All assessed parameters: tPSA, fPSA, p2PSA, and UPA were performed using Enzyme-Linked Immunosorbent Assay (ELISA) technique. Kits for measurement of tPSA (Cat NO.:SL1727Hu); fPSA (Cat NO.:SL0732Hu), and uPA (Cat NO.:SL1796Hu) were brought from Sunlong Biotech Co. Ltd, Zhejiang, China. While kits for p2PSA (Cat NO.:AE98075Hu) were brought from Shanghai Lianshuo Biotechnology (AMEKO) Co., Ltd. Shanghai; China. All samples were tested in duplicate and evaluated blindly to the diagnostic information. Entire procedures were strictly followed according to the manufacturer's instructions and quality control measurements were within the ranges recommended by the manufacturers.
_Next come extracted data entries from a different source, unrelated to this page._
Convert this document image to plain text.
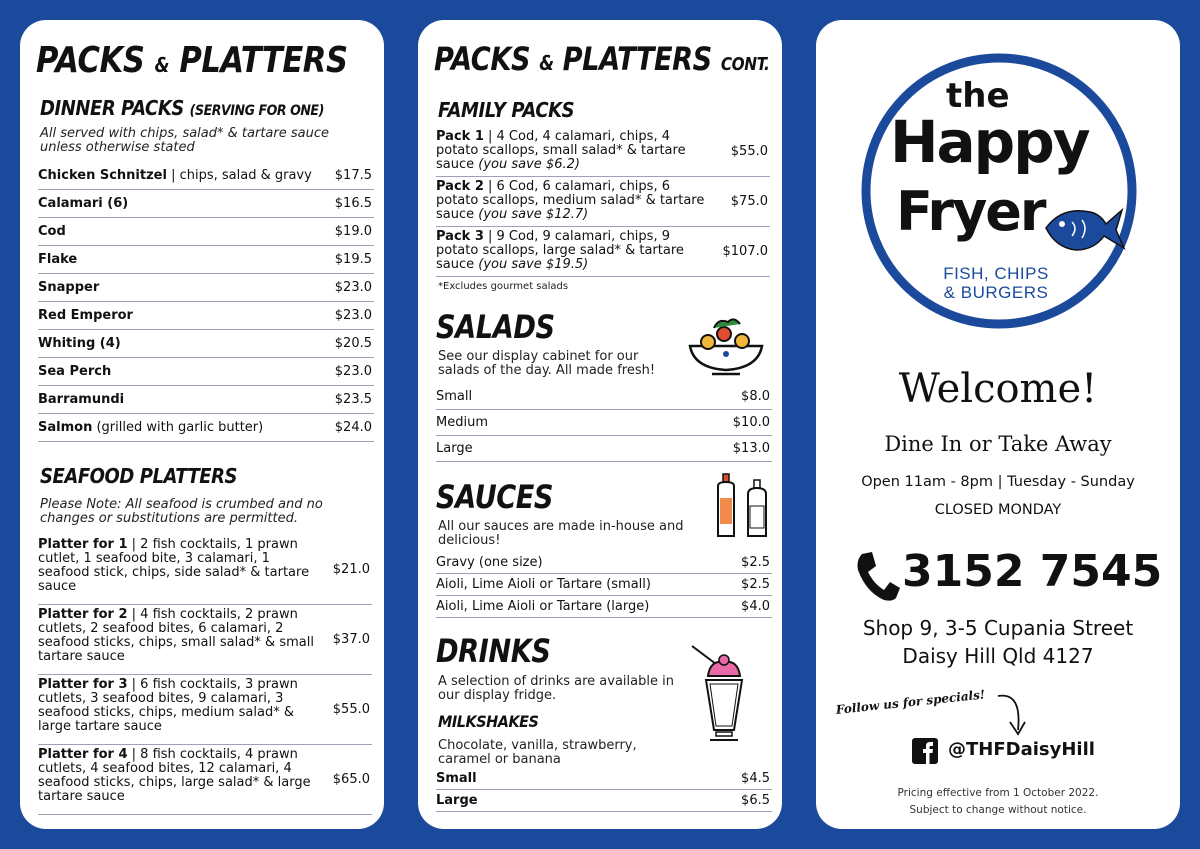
PACKS & PLATTERS
DINNER PACKS (SERVING FOR ONE)
All served with chips, salad* & tartare sauce unless otherwise stated
Chicken Schnitzel | chips, salad & gravy $17.5
Calamari (6)	$16.5
Cod	$19.0
Flake	$19.5
Snapper	$23.0
Red Emperor	$23.0
Whiting (4)	$20.5
Sea Perch	$23.0
Barramundi	$23.5
Salmon (grilled with garlic butter)	$24.0
SEAFOOD PLATTERS
Please Note: All seafood is crumbed and no changes or substitutions are permitted.
Platter for 1 | 2 fish cocktails, 1 prawn cutlet, 1 seafood bite, 3 calamari, 1 seafood stick, chips, side salad* & tartare sauce
$21.0
Platter for 2 | 4 fish cocktails, 2 prawn cutlets, 2 seafood bites, 6 calamari, 2 seafood sticks, chips, small salad* & small tartare sauce
$37.0
Platter for 3 | 6 fish cocktails, 3 prawn cutlets, 3 seafood bites, 9 calamari, 3 seafood sticks, chips, medium salad* & large tartare sauce
$55.0
Platter for 4 | 8 fish cocktails, 4 prawn cutlets, 4 seafood bites, 12 calamari, 4 seafood sticks, chips, large salad* & large tartare sauce
$65.0
PACKS & PLATTERS CONT.
FAMILY PACKS
Pack 1 | 4 Cod, 4 calamari, chips, 4 potato scallops, small salad* & tartare sauce (you save $6.2)
$55.0
Pack 2 | 6 Cod, 6 calamari, chips, 6 potato scallops, medium salad* & tartare sauce (you save $12.7)
$75.0
Pack 3 | 9 Cod, 9 calamari, chips, 9 potato scallops, large salad* & tartare sauce (you save $19.5)
$107.0
*Excludes gourmet salads
SALADS
See our display cabinet for our salads of the day. All made fresh!
Small	$8.0
Medium	$10.0
Large	$13.0
SAUCES
All our sauces are made in-house and delicious!
Gravy (one size)	$2.5
Aioli, Lime Aioli or Tartare (small)	$2.5
Aioli, Lime Aioli or Tartare (large)	$4.0
DRINKS
A selection of drinks are available in our display fridge.
MILKSHAKES
Chocolate, vanilla, strawberry, caramel or banana
Small	$4.5
Large	$6.5
the
Happy
Fryer
FISH, CHIPS
& BURGERS
Welcome!
Dine In or Take Away
Open 11am - 8pm | Tuesday - Sunday
CLOSED MONDAY
3152 7545
Shop 9, 3-5 Cupania Street
Daisy Hill Qld 4127
Follow us for specials!
@THFDaisyHill
Pricing effective from 1 October 2022.
Subject to change without notice.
Calculation of %fPSA was as a proportion of fPSA/tPSA x100 and %p2PSA as ([p2PSA pg/mL]/[fPSA ng/mL × 1000]) x100. PHI was calculated according to the formula (p2PSA/fPSA) × root square of PSA.

3. Statistical analysis

Statistical analysis was performed using IBM® Statistical Package for the Social Sciences (SPSS) software, version 20 (Microsoft Corporation, Redmond, WA, USA). Both Kolmogorov-Smirnov and Shapiro-Wilk were used to assess the normality of variables’ distribution. Data have been presented as the means ± standard deviation (SD). The t-test and Mann-Whitney test were used for comparison of two groups while ANOVA post hoc test and Kruskal-Wallis test were used for comparison of more than two groups for parametric and non-parametric data respectively. We used Spearman rank correlation analysis for the determination of associations between clinicopathological parameters and the assessed biomarkers. The analysis was commenced through multivariable regression model for evaluation of independent predictors of adverse clinicopathological features of the assessed biomarkers levels in patients with PCa. P values < 0.05 were considered significant.

4. Results

One hundred and ninety-four men were included in the current study according to inclusion criteria. Their serum levels of tPSA for all cohort were within the range of 4–10 ng/mL i.e. equivocal or gray zone; (mean ± SD) 6.76 ± 1.27, respectively. PCa was diagnosed and confirmed in 71(36.6%) patients, benign prostatic hyperplasia in 69 (35.6%) and 54 (27.8%) were found to be healthy normal subjects. Demographic and clinicopathological features of the study cohort are listed in Table 1. Age of the study cohort was non-significantly different among PCa; BPH and normal control groups (p = 0.256). BMI were non-significantly different as well (p = 0.768). Serum uPA, fPSA, %fPSA, P2PSA, and PHI levels showed highly significant difference between three studied groups (p ≤ 0.001). Comparing patients diagnosed as PCa with those of BPH; mean ± SD of uPA serum levels and PHI serum levels were significantly higher in PCa group (p ≤ 0.001), while PSA, fPSA, %fPSA and %p2PSA were not significantly different (p = 0.781, 0.434, 0.162, 0.055, respectively). Interestingly, when comparing PCa to normal control, %p2PSA, levels were significantly higher (p = 0.004). As illustrated, there was a highly significant difference in serum levels of uPA (Fig. 1 A) and PHI (Fig. 1 B) in between the three investigated groups. Serum levels of uPA showed gradual tendency to be significantly increased from normal to BPH to PCa group (p ≤ 0.001). PHI showed also highest levels in PCa and higher levels in BPH in comparison to normal control (p ≤ 0.001).

Table 1.

Clinicopathological features and results of studied parameters in all groups.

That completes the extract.